APRNEWS: Mali – Le « trou noir » des « agents fantômes » de 48 milliards qui affole Bamako
Bamako – C’est un séisme administratif dont les répliques continuent d’ébranler les couloirs du pouvoir. Un audit interne du Système intégré de gestion des ressources humaines (SIGRH) révèle l’existence de plus de 36 000 fonctionnaires « introuvables », coûtant près de 48 milliards de francs CFA par an au budget de l’État.
Ces révélations jettent une lumière crue sur les maux chroniques de la fonction publique malienne : opacité, corruption et réseaux d’influence profondément enracinés.
Un rapport qui fait vaciller la machine étatique
Selon les conclusions préliminaires, des doublons, matricules fictifs et agents décédés continueraient à percevoir des salaires, parfois depuis plusieurs années. Le système informatique censé rationaliser la gestion du personnel se serait transformé en levier d’enrichissement illicite, minant la crédibilité des administrations publiques.

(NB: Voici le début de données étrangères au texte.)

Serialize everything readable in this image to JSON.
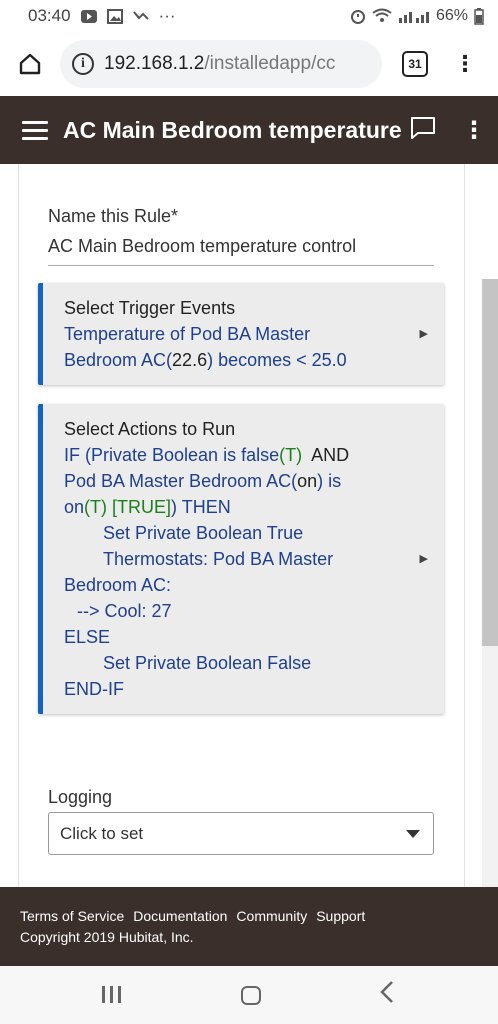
{
  "status_bar": {
    "time": "03:40",
    "dots": "···",
    "battery": "66%"
  },
  "browser": {
    "url_host": "192.168.1.2",
    "url_path": "/installedapp/cc",
    "tab_count": "31",
    "more": "⋮"
  },
  "app_header": {
    "title": "AC Main Bedroom temperature",
    "more": "⋮"
  },
  "rule": {
    "name_label": "Name this Rule*",
    "name_value": "AC Main Bedroom temperature control"
  },
  "trigger": {
    "title": "Select Trigger Events",
    "line1": "Temperature of Pod BA Master",
    "line2_pre": "Bedroom AC(",
    "line2_val": "22.6",
    "line2_post": ") becomes < 25.0"
  },
  "actions": {
    "title": "Select Actions to Run",
    "l1_pre": "IF (Private Boolean is false",
    "l1_t": "(T)",
    "l1_and": "AND",
    "l2_pre": "Pod BA Master Bedroom AC(",
    "l2_on": "on",
    "l2_post": ") is",
    "l3_pre": "on",
    "l3_t": "(T)",
    "l3_true": "[TRUE]",
    "l3_post": ") THEN",
    "l4": "Set Private Boolean True",
    "l5": "Thermostats: Pod BA Master",
    "l6": "Bedroom AC:",
    "l7": "--> Cool: 27",
    "l8": "ELSE",
    "l9": "Set Private Boolean False",
    "l10": "END-IF"
  },
  "logging": {
    "label": "Logging",
    "select_value": "Click to set"
  },
  "footer": {
    "links": [
      "Terms of Service",
      "Documentation",
      "Community",
      "Support"
    ],
    "copyright": "Copyright 2019 Hubitat, Inc."
  }
}
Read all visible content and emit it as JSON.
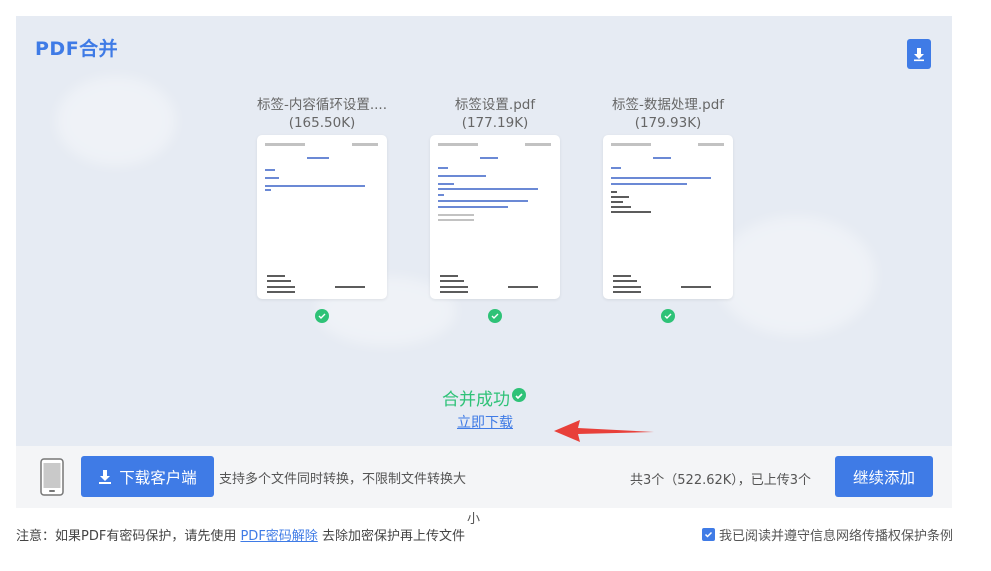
{
  "header": {
    "title": "PDF合并"
  },
  "files": [
    {
      "name": "标签-内容循环设置....",
      "size": "(165.50K)"
    },
    {
      "name": "标签设置.pdf",
      "size": "(177.19K)"
    },
    {
      "name": "标签-数据处理.pdf",
      "size": "(179.93K)"
    }
  ],
  "result": {
    "success_text": "合并成功",
    "download_link": "立即下载"
  },
  "footer": {
    "client_button": "下载客户端",
    "support_text": "支持多个文件同时转换，不限制文件转换大",
    "support_tail": "小",
    "total_text": "共3个（522.62K），已上传3个",
    "add_button": "继续添加"
  },
  "notice": {
    "prefix": "注意：如果PDF有密码保护，请先使用",
    "link": "PDF密码解除",
    "suffix": "去除加密保护再上传文件"
  },
  "agreement": {
    "label": "我已阅读并遵守信息网络传播权保护条例",
    "checked": true
  },
  "colors": {
    "accent": "#3f7be6",
    "success": "#2ec277",
    "arrow": "#e8403a",
    "panel": "#e6ebf3"
  }
}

Face à l’ampleur du scandale, le ministre de la Refondation de l’État, Bakary Traoré, a annoncé un ultimatum de trois mois pour permettre aux agents concernés de se présenter et régulariser leur situation. « Passé ce délai, des mesures disciplinaires et judiciaires seront engagées », a-t-il prévenu, promettant une opération de moralisation sans concession.
Un test politique décisif pour le régime Goïta
Au-delà des chiffres, cette affaire met directement à l’épreuve le chef de l’État, Assimi Goïta, qui fait de la refondation et de la bonne gouvernance les piliers de sa légitimité. Réussir à récupérer ces sommes faramineuses reviendrait à démontrer la capacité du pouvoir de transition à rompre avec les pratiques du passé et à réaffirmer l’autorité de l’État.
Mais frapper fort reviendrait aussi à s’attaquer à des réseaux influents au sein même de l’administration et de l’armée, où les complicités sont nombreuses. Plusieurs observateurs craignent que la lutte anticorruption promise ne reste lettre morte, comme tant d’autres avant elle.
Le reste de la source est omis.